警察小説の新たな傑作、今野敏『探花隠蔽捜査9』
日本の警察小説界の重鎮、今野敏が手掛ける「隠蔽捜査」シリーズの最新刊『探花隠蔽捜査9』が2023年8月28日に発売されました。本作は、警察官僚・竜崎伸也を主人公とし、緊迫した捜査の現場を描いています。シリーズ初登場となる新キャラクター、八島圭介も物語に新たな波乱を呼び込みます。
殺人事件の発生と国際捜査の幕開け
物語は、神奈川県の横須賀基地付近で発生した殺人事件から始まります。竜崎伸也は神奈川県警の刑事部長として、この異常事態に直面します。さらに驚くべきことに、米海軍の要請により、特別捜査官リチャード・キジマが捜査チームに参加することに。アメリカとの日米合同捜査という未知の状況に、竜崎は果たしてどのように対応していくのか。全ての難題を一任された彼の姿勢が、物語の中心に据えられています。
八島圭介の登場とその影響
本作において、もう一つの見どころは新キャラクターの八島圭介です。彼は竜崎の東大法学部の同級生でありながら、その存在感は異様です。八島は前任地での黒い噂が影を落とし、周囲から「奴に気をつけろ」と忠告されるほど。竜崎の印象に残らないほどの彼の存在は、物語にどのような影響を及ぼすのか、興味が尽きません。
難解な状況に立ち向かう竜崎
異例の合同捜査が進む中、竜崎は頭脳と決断力を駆使して捜査を進めます。彼は殺人事件の真相に迫りながら、同時に家族にも深刻な問題が勃発。留学中の長男が逮捕されたとの報せが入るなど、彼の精神的な負担は増す一方です。竜崎はどのようにして家族との関係を築き、また捜査を遂行していくのでしょうか。
読みごたえあるエンターテインメント
「隠蔽捜査」シリーズは、単なる警察小説に留まらず、心理や人間関係の深さも描く奥行きのある作品です。著者の今野敏は、警察官僚としての知識と経験を基に、リアリティあふれるストーリーを展開しています。今回の『探花隠蔽捜査9』もその期待を裏切ることはありません。
読者へのメッセージ
本書の解説を担当した宇田川拓也氏は、ミステリ文学に精通した書店員であり、本作に対する熱い思いを語っています。

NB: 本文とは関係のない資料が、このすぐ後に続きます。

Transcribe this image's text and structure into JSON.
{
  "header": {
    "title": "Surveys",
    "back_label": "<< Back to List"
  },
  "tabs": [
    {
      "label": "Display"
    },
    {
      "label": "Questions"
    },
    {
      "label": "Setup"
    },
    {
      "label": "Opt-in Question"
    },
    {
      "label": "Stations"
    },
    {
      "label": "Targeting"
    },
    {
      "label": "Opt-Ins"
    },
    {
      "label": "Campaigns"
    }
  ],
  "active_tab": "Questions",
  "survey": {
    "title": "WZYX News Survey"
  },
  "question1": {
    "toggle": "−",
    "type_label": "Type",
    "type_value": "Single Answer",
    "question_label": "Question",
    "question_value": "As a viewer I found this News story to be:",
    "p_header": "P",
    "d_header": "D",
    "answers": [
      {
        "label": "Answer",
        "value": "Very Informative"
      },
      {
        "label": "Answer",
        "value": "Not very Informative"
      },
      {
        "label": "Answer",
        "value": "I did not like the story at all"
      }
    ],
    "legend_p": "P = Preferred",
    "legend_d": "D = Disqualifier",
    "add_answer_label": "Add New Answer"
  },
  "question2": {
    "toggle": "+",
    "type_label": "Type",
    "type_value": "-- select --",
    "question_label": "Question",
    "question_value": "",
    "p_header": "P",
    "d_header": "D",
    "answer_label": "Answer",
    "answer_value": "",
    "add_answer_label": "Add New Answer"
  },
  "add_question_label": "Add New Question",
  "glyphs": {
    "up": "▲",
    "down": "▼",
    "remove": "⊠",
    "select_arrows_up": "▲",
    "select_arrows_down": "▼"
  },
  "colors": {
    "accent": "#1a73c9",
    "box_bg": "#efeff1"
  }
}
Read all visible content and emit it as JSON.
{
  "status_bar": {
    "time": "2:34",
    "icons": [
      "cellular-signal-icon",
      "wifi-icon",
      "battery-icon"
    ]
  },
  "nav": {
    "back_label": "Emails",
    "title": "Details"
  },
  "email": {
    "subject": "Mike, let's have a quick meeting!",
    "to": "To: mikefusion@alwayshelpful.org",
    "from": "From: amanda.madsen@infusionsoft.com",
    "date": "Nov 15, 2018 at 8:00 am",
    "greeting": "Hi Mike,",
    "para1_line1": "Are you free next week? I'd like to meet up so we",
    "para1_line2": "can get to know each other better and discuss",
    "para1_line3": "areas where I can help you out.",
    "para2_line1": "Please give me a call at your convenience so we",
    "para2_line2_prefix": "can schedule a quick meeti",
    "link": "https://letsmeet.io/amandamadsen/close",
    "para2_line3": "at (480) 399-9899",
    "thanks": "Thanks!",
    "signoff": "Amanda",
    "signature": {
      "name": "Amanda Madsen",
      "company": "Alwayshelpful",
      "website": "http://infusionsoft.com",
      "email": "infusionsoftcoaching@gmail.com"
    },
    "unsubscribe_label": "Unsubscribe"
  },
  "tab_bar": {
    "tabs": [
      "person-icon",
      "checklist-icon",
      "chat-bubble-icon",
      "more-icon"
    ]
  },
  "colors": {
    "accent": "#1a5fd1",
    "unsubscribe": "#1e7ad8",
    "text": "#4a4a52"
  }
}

彼の視点から、この作品が持つ魅力や、シリーズ全体の位置付けについてもぜひ注目してみてください。
書籍情報
- - タイトル: 探花隠蔽捜査9
- - 著者: 今野敏
- - 発売日: 2023年8月28日
- - 定価: 825円(税込)
今野敏の巧みな筆致で描かれる『探花隠蔽捜査9』。警察小説愛好者はもちろん、緊迫したドラマが好きな方にとっても、見逃せない作品です。ぜひ手に取って、竜崎伸也の奮闘を追体験してみてください。